A new executive report from RIMS can help risk managers gain the ear of the CEO, and the trust of the board, and ultimately ensure that their risk management programs are strategic 

 A misalignment between culture and strategy is the biggest barrier to effective risk management, according to a new executive report from RIMS.

The report explores opportunities for risk leaders to overcome hurdles and build a strategic risk function that addresses both internal and external threats.

RIMS report

“When it comes to managing risks, time is of the essence and attitude is everything,” the report states. “With the right mindset and through effective collaboration and due diligence, risk leaders will be able to keep pace with the changing dynamics of business environments. 

”These improved synergies will allow organisations to sharpen their focus on risk and resilience, build a robust risk culture and transform their traditional risk function into a strategic risk function.”

The report includes a case study shared by Max Life Insurance’s risk management team and is broken into three sections that cover:

1) Assessing the disposition of the CEO toward risk management

The authors argue that risk transformation will never be fully successful if the CRO does not have the ear of the CEO.

This means CROs need to work toward forging an excellent working relationship with the CEO so that their views about risks get adequate attention.

RIMS recommends four strategies to help strengthen this relationship, each of which is detailed with examples within the report. The key areas are:

  1. Communicating through practical and relevant content
  2. Embarking on an “Awareness to Action” journey
  3. Addressing tail risks, for instance through workshops
  4. Fostering transparency with the board

2) Assessing the disposition of the board and executive management toward risk management

It is often assumed that once an organisation adopts an enterprise-wide risk management program and fosters a risk-aware culture, issues will be resolved on their own.

However, CROs will need to work with the board and the executive management team to effectively implement the program.

RIMS says CROs can play a big role here and “serve as a bridge to build the right risk culture within an organisation and enhance risk management appreciation across the company”. 

The associations’s key questions to ask include:

  • Do you want to build a risk management department or a risk monitoring department?
  • Which areas in your business require CRO involvement?
  • What is being done to manage key strategic risks?
  • How is senior management rewarded for performance?
  • What is the budgetary outlay to achieve the objective of transforming the risk function as it has implications of staffing?

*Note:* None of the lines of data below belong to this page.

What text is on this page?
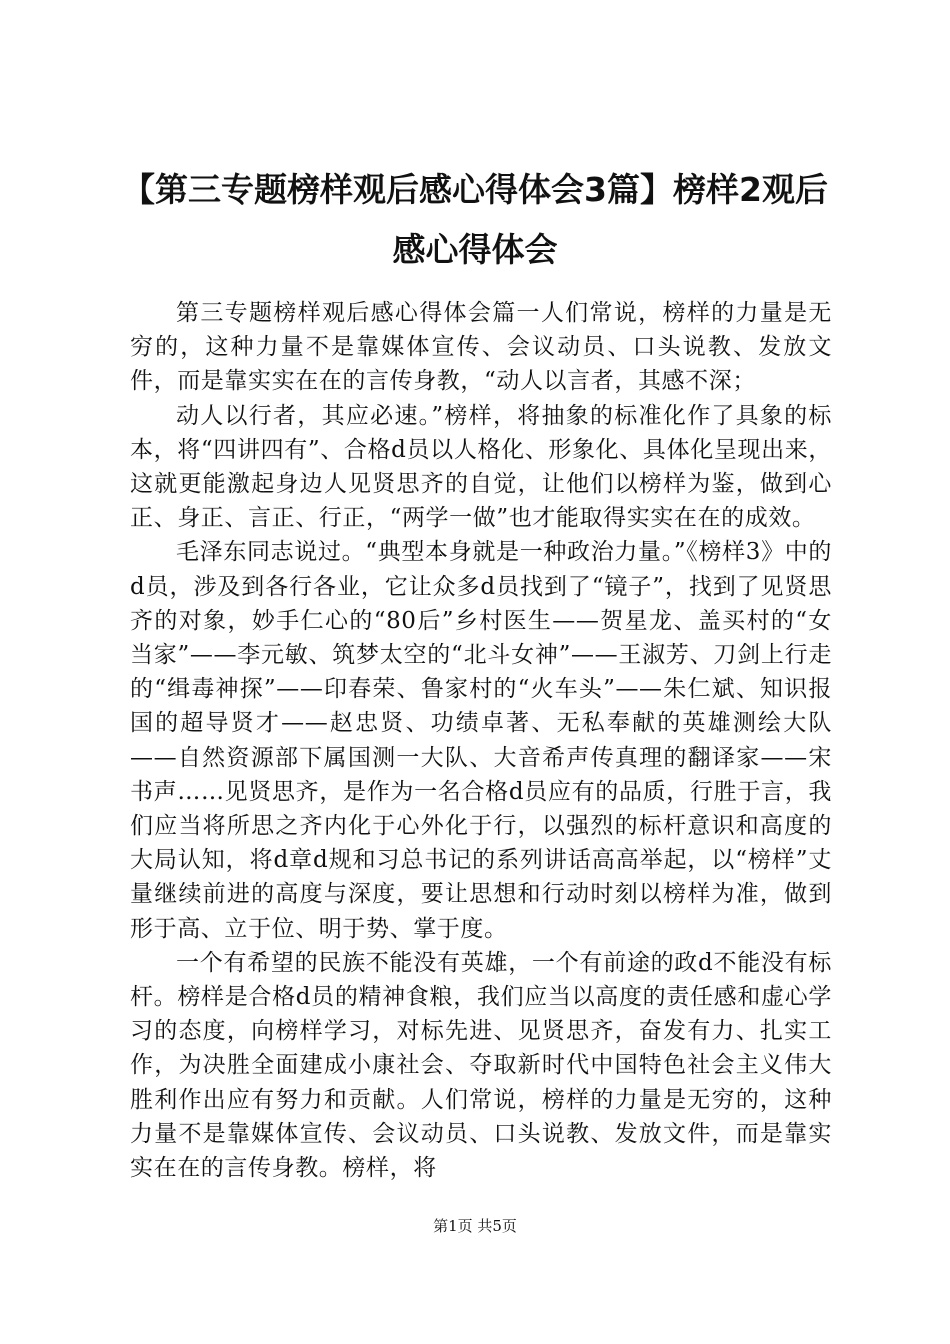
【第三专题榜样观后感心得体会3篇】榜样2观后感心得体会

第三专题榜样观后感心得体会篇一人们常说，榜样的力量是无穷的，这种力量不是靠媒体宣传、会议动员、口头说教、发放文件，而是靠实实在在的言传身教，“动人以言者，其感不深；

动人以行者，其应必速。”榜样，将抽象的标准化作了具象的标本，将“四讲四有”、合格d员以人格化、形象化、具体化呈现出来，这就更能激起身边人见贤思齐的自觉，让他们以榜样为鉴，做到心正、身正、言正、行正，“两学一做”也才能取得实实在在的成效。

毛泽东同志说过。“典型本身就是一种政治力量。”《榜样3》中的d员，涉及到各行各业，它让众多d员找到了“镜子”，找到了见贤思齐的对象，妙手仁心的“80后”乡村医生——贺星龙、盖买村的“女当家”——李元敏、筑梦太空的“北斗女神”——王淑芳、刀剑上行走的“缉毒神探”——印春荣、鲁家村的“火车头”——朱仁斌、知识报国的超导贤才——赵忠贤、功绩卓著、无私奉献的英雄测绘大队——自然资源部下属国测一大队、大音希声传真理的翻译家——宋书声……见贤思齐，是作为一名合格d员应有的品质，行胜于言，我们应当将所思之齐内化于心外化于行，以强烈的标杆意识和高度的大局认知，将d章d规和习总书记的系列讲话高高举起，以“榜样”丈量继续前进的高度与深度，要让思想和行动时刻以榜样为准，做到形于高、立于位、明于势、掌于度。

一个有希望的民族不能没有英雄，一个有前途的政d不能没有标杆。榜样是合格d员的精神食粮，我们应当以高度的责任感和虚心学习的态度，向榜样学习，对标先进、见贤思齐，奋发有力、扎实工作，为决胜全面建成小康社会、夺取新时代中国特色社会主义伟大胜利作出应有努力和贡献。人们常说，榜样的力量是无穷的，这种力量不是靠媒体宣传、会议动员、口头说教、发放文件，而是靠实实在在的言传身教。榜样，将

第1页 共5页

3) Practical insights on how to transform the risk function

After assessing the disposition of the CEO, the executive leaders and the board and examining the associated challenges, RIMS recommends essential steps for transforming the risk function into a strategic risk function.

These include:

  • how to achieve integration and collaboration across key risk areas
  • strategies for transitioning from reactive to proactive risk management
  • appreciation and implementation of risk metrics
  • how to build a favorable risk culture with the right talent

The report concludes: “The COVID-19 pandemic underlined the importance of having a robust risk culture to deal with emerging risks and changing work practices. The accelerated adoption of technology has further necessitated an evolved approach to risk management.

“Risk leaders need to respond quickly and effectively in this highly volatile business environment. While understanding the purpose of the risk function, they need to look into various other related aspects to address the unique challenges of risk management.

”They need to ensure effective decision-making at the C-level to enable enterprise-wide resilience.

”It is unfair to put the burden of developing a comprehensive view of risk exposure on CROs alone. It is imperative for business functions to engage with the corporate risk function and collaborate to offer the required strategic and operational support.

“Effective integration of risk assessments is the key to ensuring efficiencies and control improvements in a complex business ecosystem.”

The “Building a Strategic Risk Function” is exclusively available to RIMS members for the next 60 days at the RIMS Risk Knowledge library.